A indústria moderna tem enfrentado o grande desafio que abrange dois extremos: o aumento produtivo e a redução da emissão de gases que agravam o efeito estufa.
A automação e dispositivos inteligentes, como os inversores de frequência, são ferramentas tecnológicas que auxiliam no cumprimento de ambas as condições.
No entanto, embora importantes, essas tecnologias ainda assim não são suficientes para alcançar as metas anuais de redução de emissões estimadas pelos governos.
Assim, outros métodos que auxiliam na descarbonização têm sido cada vez mais adotados pela indústria, como a energia geotérmica, a qual elé cogitada principalmente em setores que dependem de resfriamento e aquecimento.
Portanto, se você não conhece a energia geotérmica e não sabe como esta contribui para a descarbonização, acompanhe este texto para conferir um caso real de como este método pode ser útil.
O que é a energia geotérmica
Embora seja pouco conhecida, a energia geotérmica é uma fonte de energia renovável que passou a ser utilizada em aplicações industriais em meados do século XX.
A sua descoberta, então, é mais antiga ainda, já que esta energia aproveita o calor da energia térmica presente abaixo da superfície da terra (armazenada em rochas, água e, solo) e, como se sabe, erupções vulcânicas já são temidas pela humanidade desde a antiguidade.
Em suma, a energia geotérmica é facilmente interpretada pelo seu nome, já que a etimologia grega do seu nome combina geo (terra) e thérmos (calor).
Como a energia geotérmica funciona
Antes de entender como a energia geotérmica funciona, ou como é extraída, é interessante conhecer como são algumas camadas da terra.
Partindo do centro, ou núcleo, temos uma massa composta por gases, minerais e rochas fundidas.
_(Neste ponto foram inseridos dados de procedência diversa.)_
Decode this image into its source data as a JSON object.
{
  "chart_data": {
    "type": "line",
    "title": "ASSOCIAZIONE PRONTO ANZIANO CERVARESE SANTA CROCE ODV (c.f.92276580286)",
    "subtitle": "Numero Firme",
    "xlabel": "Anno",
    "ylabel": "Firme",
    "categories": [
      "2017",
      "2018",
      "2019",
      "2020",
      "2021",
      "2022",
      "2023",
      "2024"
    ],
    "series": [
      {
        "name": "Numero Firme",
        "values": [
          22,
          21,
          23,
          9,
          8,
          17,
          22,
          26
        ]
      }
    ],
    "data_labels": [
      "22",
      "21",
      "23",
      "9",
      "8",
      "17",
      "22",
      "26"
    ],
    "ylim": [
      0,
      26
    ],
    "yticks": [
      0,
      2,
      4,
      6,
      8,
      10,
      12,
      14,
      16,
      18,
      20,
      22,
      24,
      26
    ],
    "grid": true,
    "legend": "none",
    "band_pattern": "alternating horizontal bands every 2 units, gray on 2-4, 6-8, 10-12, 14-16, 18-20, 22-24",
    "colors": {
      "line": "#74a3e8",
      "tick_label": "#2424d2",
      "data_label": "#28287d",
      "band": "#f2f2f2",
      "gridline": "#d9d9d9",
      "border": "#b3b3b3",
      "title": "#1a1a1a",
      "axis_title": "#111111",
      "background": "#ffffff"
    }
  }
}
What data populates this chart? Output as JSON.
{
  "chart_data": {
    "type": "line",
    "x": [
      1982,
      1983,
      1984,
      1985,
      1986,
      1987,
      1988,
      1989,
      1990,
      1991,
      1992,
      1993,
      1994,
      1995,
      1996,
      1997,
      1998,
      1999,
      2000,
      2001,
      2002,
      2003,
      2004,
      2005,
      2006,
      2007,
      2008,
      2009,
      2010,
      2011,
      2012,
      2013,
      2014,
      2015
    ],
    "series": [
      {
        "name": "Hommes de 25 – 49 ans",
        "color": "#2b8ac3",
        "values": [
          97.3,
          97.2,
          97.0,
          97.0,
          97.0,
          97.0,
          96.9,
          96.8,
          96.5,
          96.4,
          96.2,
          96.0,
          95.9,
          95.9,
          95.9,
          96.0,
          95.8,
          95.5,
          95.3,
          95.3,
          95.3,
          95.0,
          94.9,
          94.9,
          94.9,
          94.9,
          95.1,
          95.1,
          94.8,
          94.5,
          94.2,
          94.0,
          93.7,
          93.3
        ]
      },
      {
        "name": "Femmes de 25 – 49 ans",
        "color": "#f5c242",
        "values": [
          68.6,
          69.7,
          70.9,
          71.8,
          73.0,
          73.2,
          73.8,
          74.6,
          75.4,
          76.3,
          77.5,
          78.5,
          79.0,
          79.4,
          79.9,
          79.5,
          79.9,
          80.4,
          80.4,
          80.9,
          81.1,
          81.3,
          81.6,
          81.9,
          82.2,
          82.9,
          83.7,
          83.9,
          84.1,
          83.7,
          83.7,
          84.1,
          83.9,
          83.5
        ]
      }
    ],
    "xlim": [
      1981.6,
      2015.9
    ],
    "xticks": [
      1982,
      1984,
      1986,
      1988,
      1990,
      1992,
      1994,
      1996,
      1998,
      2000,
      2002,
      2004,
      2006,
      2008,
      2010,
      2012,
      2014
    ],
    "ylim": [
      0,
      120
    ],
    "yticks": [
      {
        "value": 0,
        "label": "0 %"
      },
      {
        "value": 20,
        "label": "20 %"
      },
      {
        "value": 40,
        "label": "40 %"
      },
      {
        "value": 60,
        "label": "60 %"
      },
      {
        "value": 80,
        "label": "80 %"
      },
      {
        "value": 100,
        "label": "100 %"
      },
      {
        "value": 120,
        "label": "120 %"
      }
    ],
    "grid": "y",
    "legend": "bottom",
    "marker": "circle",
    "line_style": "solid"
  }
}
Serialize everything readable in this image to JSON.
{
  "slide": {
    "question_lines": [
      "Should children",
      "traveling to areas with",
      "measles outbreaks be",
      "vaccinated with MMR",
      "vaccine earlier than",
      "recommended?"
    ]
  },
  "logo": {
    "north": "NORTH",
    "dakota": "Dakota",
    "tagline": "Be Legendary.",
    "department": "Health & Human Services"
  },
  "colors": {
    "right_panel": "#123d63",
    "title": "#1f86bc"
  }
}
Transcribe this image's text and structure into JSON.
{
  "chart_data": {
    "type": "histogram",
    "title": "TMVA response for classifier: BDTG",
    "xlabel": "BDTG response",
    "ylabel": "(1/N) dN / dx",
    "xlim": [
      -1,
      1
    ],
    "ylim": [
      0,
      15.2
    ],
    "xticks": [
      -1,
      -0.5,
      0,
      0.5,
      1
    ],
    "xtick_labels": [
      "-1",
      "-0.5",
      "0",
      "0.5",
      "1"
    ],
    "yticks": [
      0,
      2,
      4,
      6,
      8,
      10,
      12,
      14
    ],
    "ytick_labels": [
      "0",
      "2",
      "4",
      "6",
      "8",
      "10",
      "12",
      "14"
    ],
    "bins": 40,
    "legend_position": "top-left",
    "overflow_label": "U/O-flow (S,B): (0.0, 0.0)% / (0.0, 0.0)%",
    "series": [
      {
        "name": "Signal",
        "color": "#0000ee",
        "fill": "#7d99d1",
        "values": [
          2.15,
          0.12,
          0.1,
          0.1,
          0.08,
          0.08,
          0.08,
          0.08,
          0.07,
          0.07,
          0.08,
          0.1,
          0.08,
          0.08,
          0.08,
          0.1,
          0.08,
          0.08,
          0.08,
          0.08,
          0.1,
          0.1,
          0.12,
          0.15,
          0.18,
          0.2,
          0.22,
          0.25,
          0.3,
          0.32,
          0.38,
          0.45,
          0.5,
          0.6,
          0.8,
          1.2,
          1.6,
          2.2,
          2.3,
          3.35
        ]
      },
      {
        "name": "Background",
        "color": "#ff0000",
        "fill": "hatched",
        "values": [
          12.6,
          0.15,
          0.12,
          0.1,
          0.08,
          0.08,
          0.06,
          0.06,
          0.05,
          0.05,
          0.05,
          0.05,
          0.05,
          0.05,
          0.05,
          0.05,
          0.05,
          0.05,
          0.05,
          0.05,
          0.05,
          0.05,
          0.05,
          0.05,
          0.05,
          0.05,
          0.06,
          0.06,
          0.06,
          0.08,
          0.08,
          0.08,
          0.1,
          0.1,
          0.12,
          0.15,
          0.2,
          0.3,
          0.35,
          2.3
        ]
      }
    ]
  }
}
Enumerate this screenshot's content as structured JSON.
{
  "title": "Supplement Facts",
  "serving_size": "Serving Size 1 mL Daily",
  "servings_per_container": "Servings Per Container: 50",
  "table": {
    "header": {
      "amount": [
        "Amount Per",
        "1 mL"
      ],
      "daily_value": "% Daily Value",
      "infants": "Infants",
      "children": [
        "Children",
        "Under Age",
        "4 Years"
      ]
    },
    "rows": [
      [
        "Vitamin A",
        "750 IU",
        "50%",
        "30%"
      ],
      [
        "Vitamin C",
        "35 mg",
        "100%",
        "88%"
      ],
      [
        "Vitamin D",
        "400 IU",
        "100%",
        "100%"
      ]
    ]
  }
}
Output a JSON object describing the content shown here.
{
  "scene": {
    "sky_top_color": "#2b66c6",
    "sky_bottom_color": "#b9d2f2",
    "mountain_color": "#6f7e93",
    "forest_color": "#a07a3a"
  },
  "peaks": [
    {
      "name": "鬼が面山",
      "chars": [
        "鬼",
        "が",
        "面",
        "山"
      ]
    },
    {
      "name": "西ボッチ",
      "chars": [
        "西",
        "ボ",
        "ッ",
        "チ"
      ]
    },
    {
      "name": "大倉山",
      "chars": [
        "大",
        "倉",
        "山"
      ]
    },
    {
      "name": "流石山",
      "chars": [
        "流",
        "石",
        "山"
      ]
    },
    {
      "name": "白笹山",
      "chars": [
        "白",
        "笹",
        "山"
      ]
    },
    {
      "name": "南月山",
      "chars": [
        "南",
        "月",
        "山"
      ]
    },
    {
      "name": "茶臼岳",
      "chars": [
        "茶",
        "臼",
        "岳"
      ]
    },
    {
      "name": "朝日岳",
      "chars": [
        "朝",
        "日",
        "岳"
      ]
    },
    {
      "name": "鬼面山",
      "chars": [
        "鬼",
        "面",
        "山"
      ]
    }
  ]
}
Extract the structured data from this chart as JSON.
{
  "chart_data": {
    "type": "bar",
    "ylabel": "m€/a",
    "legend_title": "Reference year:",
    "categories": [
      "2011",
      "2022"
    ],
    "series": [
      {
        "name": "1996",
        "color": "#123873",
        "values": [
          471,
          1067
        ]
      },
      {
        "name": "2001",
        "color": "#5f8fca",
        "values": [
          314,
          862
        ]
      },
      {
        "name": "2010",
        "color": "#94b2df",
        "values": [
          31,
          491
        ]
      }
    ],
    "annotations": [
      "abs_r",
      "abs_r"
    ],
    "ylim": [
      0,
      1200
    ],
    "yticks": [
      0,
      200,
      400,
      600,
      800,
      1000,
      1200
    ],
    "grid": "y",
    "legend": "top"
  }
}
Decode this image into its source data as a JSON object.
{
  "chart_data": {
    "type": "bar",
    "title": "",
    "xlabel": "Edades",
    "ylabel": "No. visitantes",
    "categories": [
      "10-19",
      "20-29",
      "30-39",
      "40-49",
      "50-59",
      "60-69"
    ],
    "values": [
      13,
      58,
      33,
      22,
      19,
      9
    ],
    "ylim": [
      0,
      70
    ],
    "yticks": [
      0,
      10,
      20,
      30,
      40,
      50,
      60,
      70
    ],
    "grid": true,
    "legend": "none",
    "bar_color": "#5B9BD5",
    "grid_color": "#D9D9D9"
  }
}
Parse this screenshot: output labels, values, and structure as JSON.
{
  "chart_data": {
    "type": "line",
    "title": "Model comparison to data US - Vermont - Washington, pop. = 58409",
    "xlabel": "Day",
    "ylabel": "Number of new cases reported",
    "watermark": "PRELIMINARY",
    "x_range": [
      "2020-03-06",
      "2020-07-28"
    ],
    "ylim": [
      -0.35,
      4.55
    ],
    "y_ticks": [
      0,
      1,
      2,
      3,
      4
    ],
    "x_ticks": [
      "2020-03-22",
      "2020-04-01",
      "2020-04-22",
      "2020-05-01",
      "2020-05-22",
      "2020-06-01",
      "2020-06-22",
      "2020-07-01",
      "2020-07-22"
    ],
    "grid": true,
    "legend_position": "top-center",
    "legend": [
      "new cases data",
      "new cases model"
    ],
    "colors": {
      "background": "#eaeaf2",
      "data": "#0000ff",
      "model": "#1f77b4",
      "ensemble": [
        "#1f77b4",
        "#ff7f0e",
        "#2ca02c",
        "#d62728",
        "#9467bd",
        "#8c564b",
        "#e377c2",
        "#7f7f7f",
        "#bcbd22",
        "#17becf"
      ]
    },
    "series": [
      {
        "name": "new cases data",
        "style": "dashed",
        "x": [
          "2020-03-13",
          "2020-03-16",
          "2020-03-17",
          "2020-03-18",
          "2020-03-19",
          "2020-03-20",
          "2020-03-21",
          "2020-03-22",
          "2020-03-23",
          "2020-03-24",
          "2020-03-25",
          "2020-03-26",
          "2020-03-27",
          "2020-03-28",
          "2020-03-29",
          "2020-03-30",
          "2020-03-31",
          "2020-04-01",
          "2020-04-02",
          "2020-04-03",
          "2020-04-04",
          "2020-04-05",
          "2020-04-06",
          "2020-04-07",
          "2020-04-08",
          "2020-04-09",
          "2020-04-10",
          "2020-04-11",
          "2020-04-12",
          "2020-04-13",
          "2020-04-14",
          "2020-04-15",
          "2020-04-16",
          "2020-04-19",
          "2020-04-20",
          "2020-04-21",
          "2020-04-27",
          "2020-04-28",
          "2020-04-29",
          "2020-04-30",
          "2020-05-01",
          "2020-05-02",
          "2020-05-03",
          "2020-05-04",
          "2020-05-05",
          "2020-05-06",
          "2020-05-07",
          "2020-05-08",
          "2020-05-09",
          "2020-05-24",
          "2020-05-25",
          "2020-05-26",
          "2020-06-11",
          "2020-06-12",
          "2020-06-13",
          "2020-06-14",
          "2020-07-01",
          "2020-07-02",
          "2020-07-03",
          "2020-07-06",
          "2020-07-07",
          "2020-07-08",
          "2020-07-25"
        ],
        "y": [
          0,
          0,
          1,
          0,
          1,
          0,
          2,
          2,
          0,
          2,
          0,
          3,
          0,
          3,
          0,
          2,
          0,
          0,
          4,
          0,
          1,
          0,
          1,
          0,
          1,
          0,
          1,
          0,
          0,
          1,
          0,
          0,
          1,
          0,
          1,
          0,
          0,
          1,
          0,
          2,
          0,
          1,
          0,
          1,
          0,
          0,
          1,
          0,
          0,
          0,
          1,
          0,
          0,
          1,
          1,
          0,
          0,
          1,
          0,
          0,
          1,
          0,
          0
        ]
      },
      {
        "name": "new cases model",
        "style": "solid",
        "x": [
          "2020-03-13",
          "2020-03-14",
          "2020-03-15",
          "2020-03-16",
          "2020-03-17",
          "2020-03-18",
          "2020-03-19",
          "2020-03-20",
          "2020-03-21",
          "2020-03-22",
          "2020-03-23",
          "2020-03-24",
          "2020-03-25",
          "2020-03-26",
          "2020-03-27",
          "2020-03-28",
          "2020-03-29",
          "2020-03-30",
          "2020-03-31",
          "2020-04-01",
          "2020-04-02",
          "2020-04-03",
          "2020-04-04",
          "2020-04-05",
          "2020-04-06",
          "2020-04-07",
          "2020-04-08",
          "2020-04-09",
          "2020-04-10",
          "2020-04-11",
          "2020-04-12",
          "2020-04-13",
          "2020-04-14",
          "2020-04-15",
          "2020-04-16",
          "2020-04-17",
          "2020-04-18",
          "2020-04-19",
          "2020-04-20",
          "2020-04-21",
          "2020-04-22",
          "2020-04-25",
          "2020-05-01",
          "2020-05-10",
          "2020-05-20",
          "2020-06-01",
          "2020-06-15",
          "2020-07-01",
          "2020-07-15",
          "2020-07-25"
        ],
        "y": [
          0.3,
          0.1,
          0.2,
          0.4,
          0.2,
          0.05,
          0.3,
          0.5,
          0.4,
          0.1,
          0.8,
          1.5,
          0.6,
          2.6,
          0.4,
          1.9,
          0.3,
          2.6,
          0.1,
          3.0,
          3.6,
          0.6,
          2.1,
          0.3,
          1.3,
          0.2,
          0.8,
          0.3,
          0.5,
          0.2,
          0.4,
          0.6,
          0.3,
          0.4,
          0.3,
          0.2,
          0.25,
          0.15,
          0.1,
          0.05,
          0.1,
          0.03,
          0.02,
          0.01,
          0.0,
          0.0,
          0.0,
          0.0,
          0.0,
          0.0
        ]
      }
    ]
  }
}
Mais externamente, temos o manto e, posteriormente, a crosta.
A água precipitada infiltra a crosta e formam-se aquíferos que, em contato com o calor presente no local, tornam-se água e vapor em alta temperatura.
Por meio desta série de acontecimentos, tem-se um reservatório geotérmico abaixo do solo e pronto para ser explorado.
Na usina geotérmica, o fluido de mistura líquido quente mais vapor é extraído e pode ser utilizado de forma direta através de um separador, ou pode ser utilizado de forma indireta, por meio de um trocador de calor.
Por fim, utiliza-se o vapor para gerar energia através de turbinas e o fluido em excesso é reinjetado no subsolo pare reiniciar o ciclo.
Como a energia térmica contribui para a descarbonização
Após explicar como a energia geotérmica funciona, torna-se possível imaginar como a mesma pode ser útil para a descarbonização.
Contudo, vamos facilitar a sua compreensão ao discorrer sobre um caso real que ocorreu em uma empresa de logística e transporte de carga, no norte da Dinamarca.
Possuindo 300 m2 de área em seu centro de logística, a empresa havia metas ousadas que envolvia um sistema de aquecimento e resfriamento para suprir 4,9 MW e 2,2 MW, respectivamente, além deste sistema precisar ser sustentável e usar 100% de energia renovável, alcançando a descarbonização até 2050.
Para isso, a Danfoss se uniu com a Energy Machines, a qual projetou um armazenamento de energia geotérmica de aquífero (ATES) que bombeia agua subterrânea no verão para resfriar os edifícios por meio de trocadores de calor e, no inverno, armazenando o calor absorvido no aquífero.
Já no inverno, o calor armazenado é utilizado, através do trocador de calor, para aquecer os edifícios.
Desta forma, a empresa obteve um sistema de aquecimento de COP 3,7-4,5 e resfriamento de COP 50, reduzindo e muito o consumo de eletricidade para operações, apoiando os objetivos da empresa em sustentabilidade e descarbonização.
A Danfoss, neste contexto, está inserida em diversos outros setores e indústrias, promovendo a facilitação operacional, eficiência energética e a automação por meio de dispositivos de qualidade.